Biographers usually paint their subjects in either a positive light or a morally complex one.

Director and screenwriter Adam McKay chose a different path in his new film about Dick Cheney, instead casting his subject as a heartless and cruel man who embodies pretty much everything wrong with modern America.

“Vice” includes enough kernels of truth about Cheney to seem compelling. Yet at every step, the film magnifies, exaggerates, and invents character flaws with almost joyful gratuity, so that the whole film adds up to a skillfully choreographed hit job.

On screen, we see a man ensnared by power politics and the corrupting influence of big oil, ruled by a desire to measure up to his wife, and willing to expend other people’s lives and interests for his own personal gain. It’s “House of Cards,” minus the admission of being fiction.

“Vice” is most instructive not as biography, but as a window into the mind of Hollywood’s elite. The film depicts a moral universe in which the heathen are Republican, and the chief sins include oil, war, male power politics, and heteronormativity. The film’s title “Vice” is a strong hint
—it means more than just VP.

The story picks up in 1963, with Cheney working a blue-collar job in Wyoming—about as far removed from presidential politics as possible. He’s also an alcoholic standing on the verge of a divorce. His wife gives him an ultimatum: to make something of himself, or she’s leaving.

That is his pivotal moment.

From there, Cheney begins his slow rise through D.C. politics, beginning as a congressional staffer, where he learns the ways of Rome and becomes accustomed to dancing along with the powers that be. In that world, he finds himself surprisingly at home and attains a real degree of personal redemption, notwithstanding the moral murkiness of politics. He regains the respect of his wife, and his family stays intact.

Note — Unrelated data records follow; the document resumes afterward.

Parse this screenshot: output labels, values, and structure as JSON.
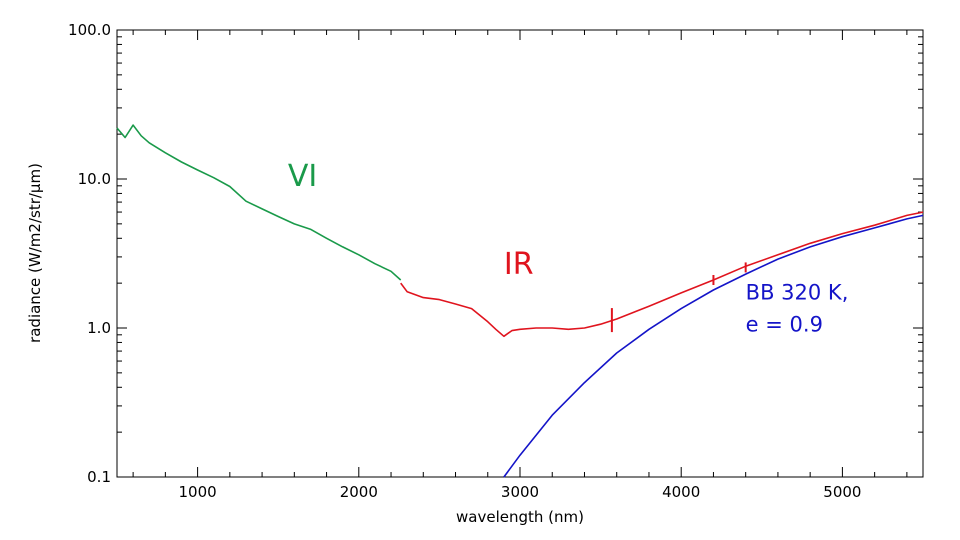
{
  "chart_data": {
    "type": "line",
    "xlabel": "wavelength (nm)",
    "ylabel": "radiance (W/m2/str/μm)",
    "xlim": [
      500,
      5500
    ],
    "ylim": [
      0.1,
      100
    ],
    "yscale": "log",
    "grid": false,
    "x_ticks": [
      {
        "value": 1000,
        "label": "1000"
      },
      {
        "value": 2000,
        "label": "2000"
      },
      {
        "value": 3000,
        "label": "3000"
      },
      {
        "value": 4000,
        "label": "4000"
      },
      {
        "value": 5000,
        "label": "5000"
      }
    ],
    "y_ticks": [
      {
        "value": 0.1,
        "label": "0.1"
      },
      {
        "value": 1.0,
        "label": "1.0"
      },
      {
        "value": 10.0,
        "label": "10.0"
      },
      {
        "value": 100.0,
        "label": "100.0"
      }
    ],
    "series": [
      {
        "name": "VI",
        "color": "#1a9a4a",
        "x": [
          500,
          550,
          600,
          650,
          700,
          800,
          900,
          1000,
          1100,
          1200,
          1300,
          1400,
          1500,
          1600,
          1700,
          1800,
          1900,
          2000,
          2100,
          2200,
          2260
        ],
        "y": [
          22,
          19,
          23,
          19.5,
          17.5,
          15,
          13,
          11.5,
          10.2,
          8.9,
          7.1,
          6.3,
          5.6,
          5.0,
          4.6,
          4.0,
          3.5,
          3.1,
          2.7,
          2.4,
          2.1
        ]
      },
      {
        "name": "IR",
        "color": "#e0141e",
        "x": [
          2260,
          2300,
          2400,
          2500,
          2600,
          2700,
          2800,
          2850,
          2900,
          2950,
          3000,
          3100,
          3200,
          3300,
          3400,
          3500,
          3600,
          3800,
          4000,
          4200,
          4400,
          4600,
          4800,
          5000,
          5200,
          5400,
          5500
        ],
        "y": [
          2.0,
          1.75,
          1.6,
          1.55,
          1.45,
          1.35,
          1.1,
          0.98,
          0.88,
          0.96,
          0.98,
          1.0,
          1.0,
          0.98,
          1.0,
          1.06,
          1.15,
          1.4,
          1.72,
          2.1,
          2.6,
          3.1,
          3.7,
          4.3,
          4.9,
          5.7,
          6.0
        ]
      },
      {
        "name": "BB 320 K, e = 0.9",
        "color": "#1414c8",
        "x": [
          2900,
          3000,
          3200,
          3400,
          3600,
          3800,
          4000,
          4200,
          4400,
          4600,
          4800,
          5000,
          5200,
          5400,
          5500
        ],
        "y": [
          0.1,
          0.14,
          0.26,
          0.43,
          0.68,
          0.98,
          1.35,
          1.8,
          2.3,
          2.9,
          3.5,
          4.1,
          4.7,
          5.4,
          5.7
        ]
      }
    ],
    "annotations": [
      {
        "text": "VI",
        "x": 1560,
        "y": 9.0,
        "color": "#1a9a4a"
      },
      {
        "text": "IR",
        "x": 2900,
        "y": 2.3,
        "color": "#e0141e"
      },
      {
        "text": "BB 320 K,",
        "x": 4400,
        "y": 1.55,
        "color": "#1414c8"
      },
      {
        "text": "e = 0.9",
        "x": 4400,
        "y": 0.95,
        "color": "#1414c8"
      }
    ],
    "ir_markers": [
      {
        "x": 3570,
        "y": 1.13
      },
      {
        "x": 4200,
        "y": 2.1
      },
      {
        "x": 4400,
        "y": 2.55
      }
    ]
  }
}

That redemptive theme is McKay’s biggest compliment to Cheney. But it doesn’t last. It’s quickly overshadowed by other negative themes, as he begins to crave the spoils of power for their own sake. The movie briskly moves through Cheney’s time as chief of staff to President Gerald Ford, House member, and secretary of defense.

The real meat of the film comes when Cheney joins George W. Bush’s ticket for president in 2000. This is where the painting of Cheney gets especially egregious.

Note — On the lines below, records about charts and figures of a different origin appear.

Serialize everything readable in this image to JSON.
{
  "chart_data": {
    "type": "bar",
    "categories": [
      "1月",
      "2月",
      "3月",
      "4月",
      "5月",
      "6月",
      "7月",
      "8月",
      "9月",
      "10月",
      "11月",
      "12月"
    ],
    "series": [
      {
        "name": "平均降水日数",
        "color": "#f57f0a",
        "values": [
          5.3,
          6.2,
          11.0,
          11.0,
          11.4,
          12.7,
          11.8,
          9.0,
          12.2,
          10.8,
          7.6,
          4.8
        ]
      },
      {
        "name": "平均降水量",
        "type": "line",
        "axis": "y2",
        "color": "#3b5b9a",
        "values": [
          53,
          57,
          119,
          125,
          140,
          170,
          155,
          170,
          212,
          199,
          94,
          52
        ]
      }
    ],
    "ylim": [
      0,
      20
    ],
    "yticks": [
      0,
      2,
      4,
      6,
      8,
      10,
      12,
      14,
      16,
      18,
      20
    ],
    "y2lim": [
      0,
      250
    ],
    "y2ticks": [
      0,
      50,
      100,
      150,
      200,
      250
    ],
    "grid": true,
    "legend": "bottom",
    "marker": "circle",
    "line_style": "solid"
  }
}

By this time, Cheney is a CEO and a seasoned political operator. He runs circles around Bush, who is portrayed as a know-nothing dunce—a sitting duck for Cheney. Here the filmmakers’ obvious spite for Bush is palpable enough to gag on.

In one pivotal scene before the election, Cheney puts forward a deal: He will only join the ticket if Bush lets him oversee the bureaucracies, the military, energy, and foreign policy. Bush agrees, essentially giving away the store of his presidency, all the while seeming clueless to what he has done.

This transaction captures the image of Bush and Cheney long cherished by the left: Bush as the fool, Cheney the swindler. Whereas a fair portrayal would have shown nuance, putting the two men on an even rational footing, “Vice” indulges the tired caricature of Bush as a bumbling country boy who never deserved to be president.

This is filmmaking as wish fulfillment. And it is also, implicitly, an exercise in self-congratulation. Cheney is the king of vice. All who oppose him, then, are children of light. Looking at you, Hollywood.

It’s true that Cheney did come to a unique and “different arrangement” with Bush as vice president—he admitted that toward the end of his vice presidency. He did have more power than most vice presidents, and critics can rightly judge that.

But the film goes so far as to depict Bush as a puppet president who let Cheney wield the real authority—often on behalf of oil interests.

This framework carries through the entire film. When a crisis comes, it’s Cheney, not Bush, who wields the real power. On 9/11, Cheney takes charge in the Situation Room, running the ship “like a ghost,” as the narrator tells it.

We also see the invasion of Iraq framed in the worst possible light: not based merely on bad intelligence, but quite likely a conspiracy on the part of Cheney to open up Iraqi oil to U.S. companies, presumably to enrich himself. The film cites information originally obtained by Judicial Watch through a Freedom of Information Act request, which shows that an energy task force led by Cheney had a map of oilfields in Iraq in March of 2001. Few details are given, with little context, yet the portrayal all but indicts Cheney in the mind of the viewer.

And that is the real tragedy of “Vice.” Viewers will come to this film not just to be entertained, but to learn “the untold true story that changed the course of history forever,” as the movie trailer promises.

Many will think for themselves. But if most viewers are like the two who sat next to me, they’ll groan and lament at the evil on screen, horrified that this all could have happened. Actor Christian Bale’s rendering will be taken as gospel—even though the film seems more interested in ruining Cheney’s image than giving a true account of his life.

The net effect will be a permanently altered and distorted view of Cheney, all thanks to an effort to portray a flawed public servant as the devil himself. That is a travesty.